2025 Junior Bowl

Saturday, June 7

The Junior Bowl is back! Students are excited. The judges have been recruited. Here we go!

The Junior Bowl is a terrific way for students to practice their ethics bowl skills in a low-stakes environment, surrounded by other students of a similar age and judges who understand that development, not perfection, is the goal of this competition.

The event will take place entirely online and is open to any high school in Canada.

Registration deadline:  Monday, April 28

Tecumseh Vista Secondary School
2024 Junior Ethics Bowl Champions

From left to right: James Parker, Wendy Qiu, Emma Acsinia, Yugraj Dhillion, Michael Mammarella

 

Getting Prepared

Registration open

Feedback Sessions

We all know: Getting started on the right path is key when tackling a new project.

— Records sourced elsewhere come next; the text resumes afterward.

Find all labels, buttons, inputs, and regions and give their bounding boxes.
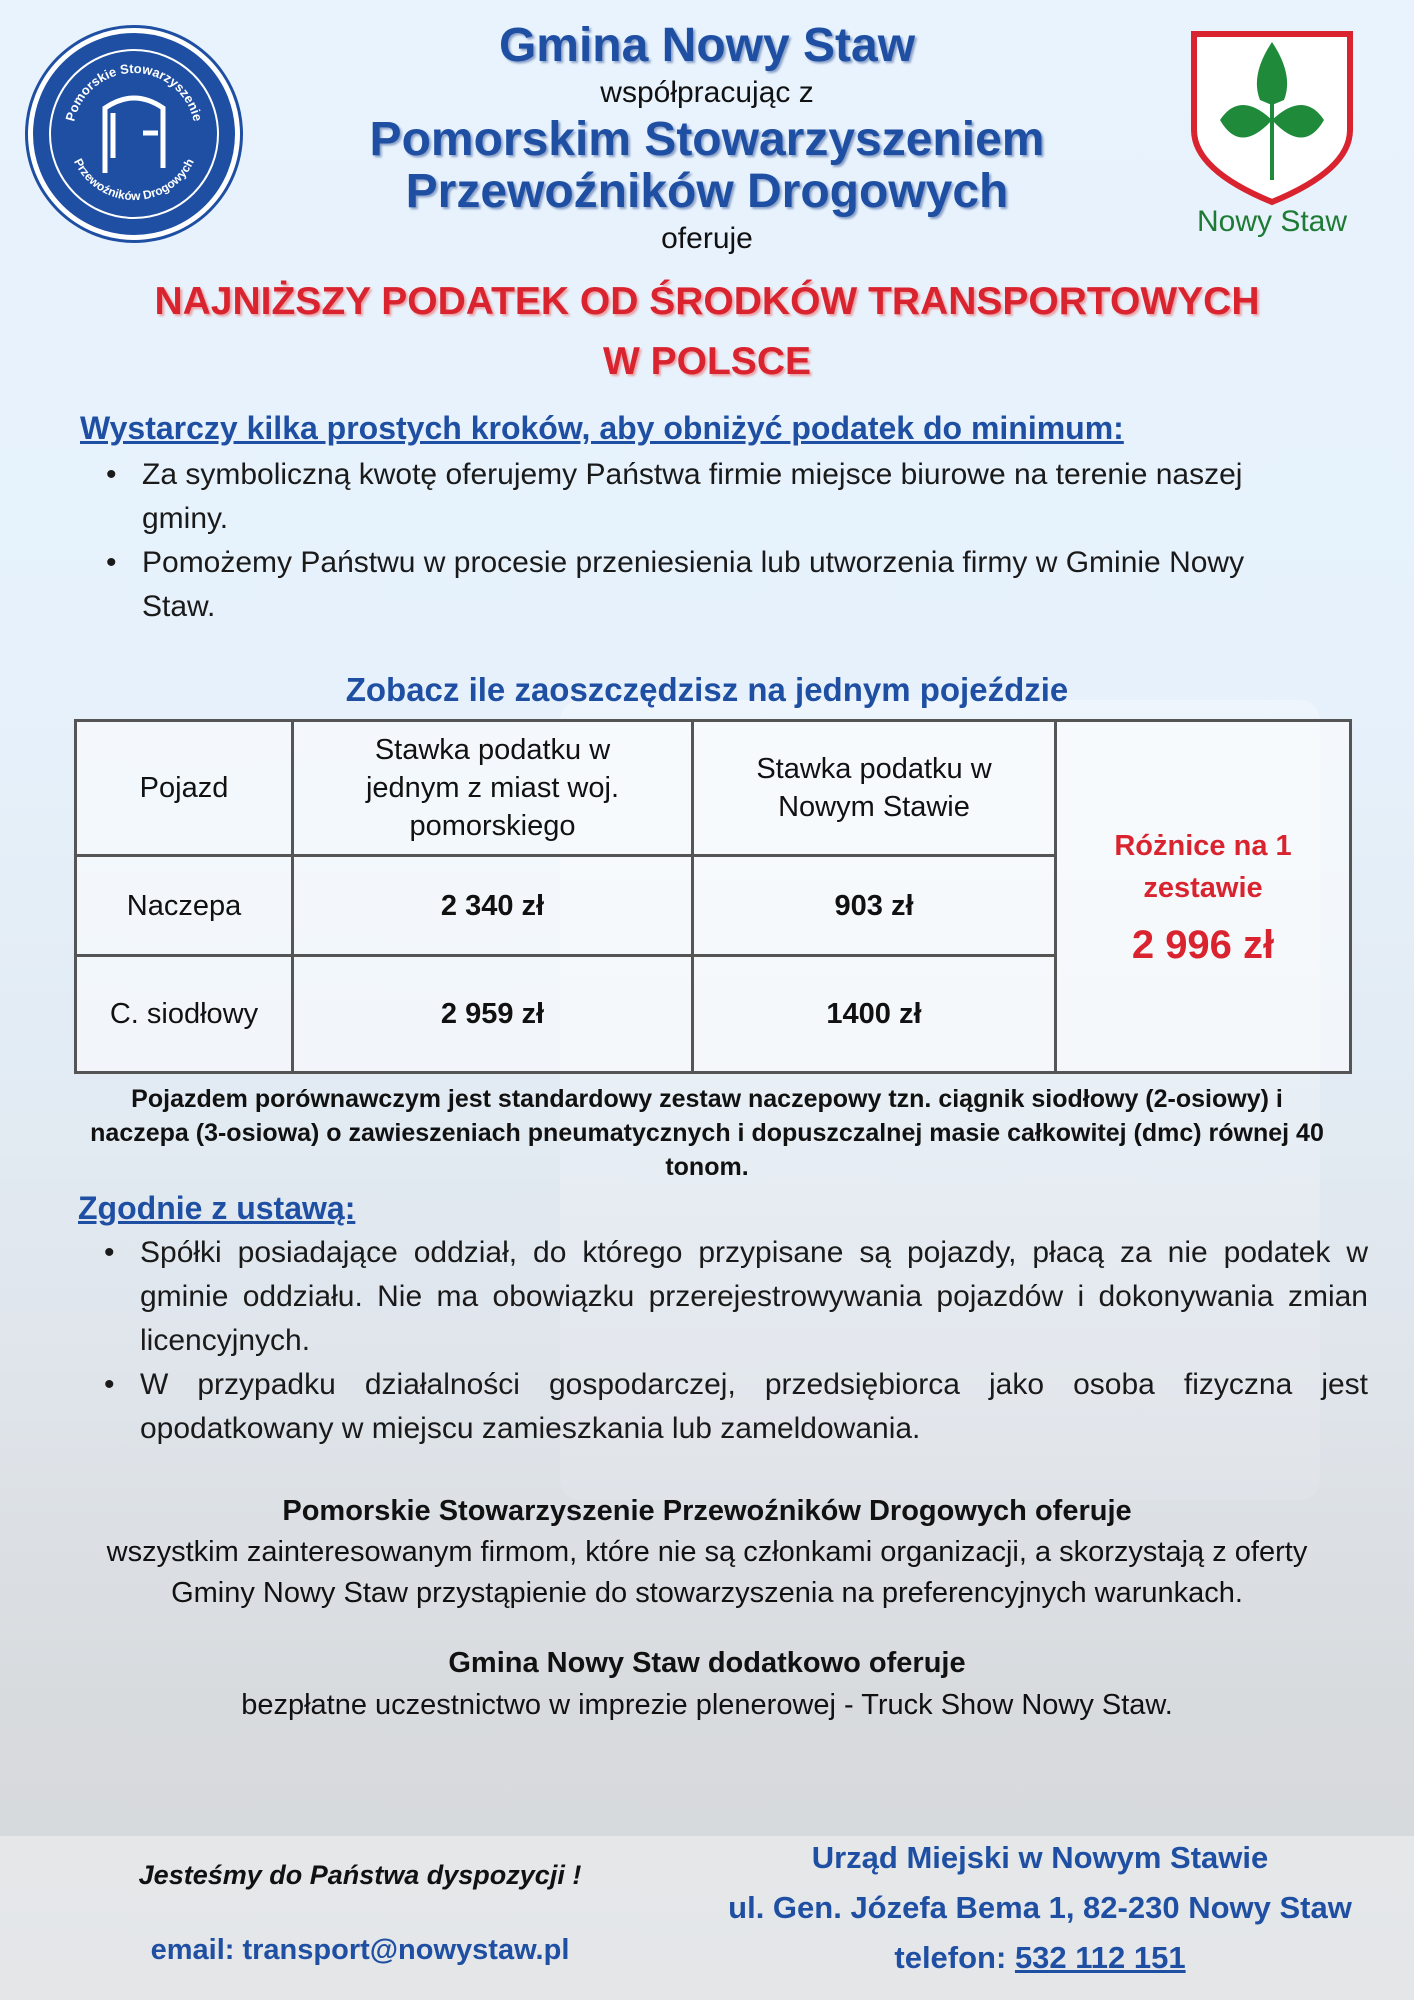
association-offer: Pomorskie Stowarzyszenie Przewoźników Dr… xyxy=(100,1491,1314,1614)
header-pomorskie-rate: Stawka podatku w jednym z miast woj. pom… xyxy=(291,719,694,857)
email-label: email: xyxy=(150,1934,235,1966)
association-offer-body: wszystkim zainteresowanym firmom, które … xyxy=(106,1536,1308,1609)
law-item: W przypadku działalności gospodarczej, p… xyxy=(78,1363,1368,1451)
comparison-note: Pojazdem porównawczym jest standardowy z… xyxy=(90,1085,1324,1181)
office-name: Urząd Miejski w Nowym Stawie xyxy=(811,1840,1269,1875)
footer xyxy=(0,1836,1414,2000)
footer-tagline: Jesteśmy do Państwa dyspozycji ! xyxy=(138,1860,582,1890)
difference-cell: Różnice na 1 zestawie 2 996 zł xyxy=(1054,719,1352,1074)
table-row: Naczepa 2 340 zł 903 zł xyxy=(74,854,1351,957)
headline-line1: NAJNIŻSZY PODATEK OD ŚRODKÓW TRANSPORTOW… xyxy=(154,280,1260,323)
header-offers: oferuje xyxy=(661,222,753,255)
pomorskie-rate-cell: 2 340 zł xyxy=(291,854,694,957)
pspd-logo: Pomorskie Stowarzyszenie Przewoźników Dr… xyxy=(28,28,240,240)
table-title: Zobacz ile zaoszczędzisz na jednym pojeź… xyxy=(345,671,1069,708)
table-row: C. siodłowy 2 959 zł 1400 zł xyxy=(74,954,1351,1074)
header-subtitle: współpracując z xyxy=(600,76,814,109)
email-link[interactable]: transport@nowystaw.pl xyxy=(242,1934,570,1966)
steps-list: Za symboliczną kwotę oferujemy Państwa f… xyxy=(80,453,1280,629)
association-offer-title: Pomorskie Stowarzyszenie Przewoźników Dr… xyxy=(282,1495,1132,1527)
gmina-offer-title: Gmina Nowy Staw dodatkowo oferuje xyxy=(448,1647,966,1679)
gmina-offer-body: bezpłatne uczestnictwo w imprezie plener… xyxy=(241,1689,1173,1721)
footer-email: email: transport@nowystaw.pl xyxy=(60,1934,660,1967)
phone-label: telefon: xyxy=(894,1940,1007,1975)
partner-name-line1: Pomorskim Stowarzyszeniem xyxy=(369,113,1045,166)
phone-link[interactable]: 532 112 151 xyxy=(1014,1940,1186,1975)
nowy-staw-rate-cell: 1400 zł xyxy=(691,954,1057,1074)
vehicle-cell: C. siodłowy xyxy=(74,954,294,1074)
main-content: Wystarczy kilka prostych kroków, aby obn… xyxy=(0,410,1414,1726)
law-list: Spółki posiadające oddział, do którego p… xyxy=(78,1231,1368,1451)
office-address: ul. Gen. Józefa Bema 1, 82-230 Nowy Staw xyxy=(728,1890,1352,1925)
vehicle-cell: Naczepa xyxy=(74,854,294,957)
difference-value: 2 996 zł xyxy=(1131,922,1275,967)
step-item: Za symboliczną kwotę oferujemy Państwa f… xyxy=(80,453,1280,541)
pomorskie-rate-cell: 2 959 zł xyxy=(291,954,694,1074)
step-item: Pomożemy Państwu w procesie przeniesieni… xyxy=(80,541,1280,629)
headline-line2: W POLSCE xyxy=(602,340,811,383)
law-heading: Zgodnie z ustawą: xyxy=(78,1190,356,1226)
tax-comparison-table: Pojazd Stawka podatku w jednym z miast w… xyxy=(74,719,1352,1074)
gmina-offer: Gmina Nowy Staw dodatkowo oferuje bezpła… xyxy=(0,1642,1414,1726)
law-item: Spółki posiadające oddział, do którego p… xyxy=(78,1231,1368,1363)
nowy-staw-coat-of-arms xyxy=(1190,30,1354,211)
header-vehicle: Pojazd xyxy=(74,719,294,857)
header-nowy-staw-rate: Stawka podatku w Nowym Stawie xyxy=(691,719,1057,857)
steps-heading: Wystarczy kilka prostych kroków, aby obn… xyxy=(80,410,1124,446)
nowy-staw-rate-cell: 903 zł xyxy=(691,854,1057,957)
partner-name-line2: Przewoźników Drogowych xyxy=(405,165,1009,218)
coat-of-arms-caption: Nowy Staw xyxy=(1196,205,1348,238)
difference-label: Różnice na 1 zestawie xyxy=(1114,829,1292,904)
header-title: Gmina Nowy Staw xyxy=(498,19,916,72)
office-phone: telefon: 532 112 151 xyxy=(670,1940,1410,1976)
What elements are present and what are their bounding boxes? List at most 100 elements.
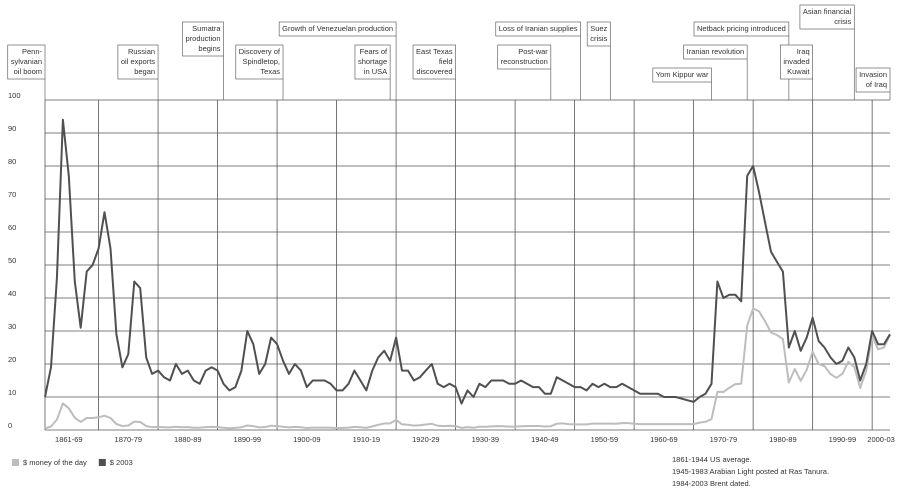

For that reason, every Junior Bowl team will receive a one hour training session where an experienced ethics bowl staff member will help your team through the ethics bowl-argument-building process. By the end of your session, teams will have acheived:

1.) A completed argument builder with moral dilemma analysis, supporting reasons, objections, and responses

2.) Extra ‘pro tips’ learned from hundreds of hours of ethics bowl experience

Students should expect the session to be:

A.) Intensive

B.) Rigorous

C.) Detailed

D.) Organized

To prepare for the session, and to maximize their time with the ethics bowl pro, teams should select one case to discuss during the session. This session is for argument building, not refining; in turn, minimal preparation from teams is required, though continuous student-participation during the session is required (and makes the experience more fun for everyone!)

 

Key Contact:

Jeffrey Senese

General Manager

University of Toronto, Mississauga

Email: jeffrey.senese@utoronto.ca

"

 The ethics bowl isn’t simply about helping students think abstractly about moral dilemmas, though that’s important. At its best, the bowl is really about enacting moments of personal and social transformation in the lives of actual, young people.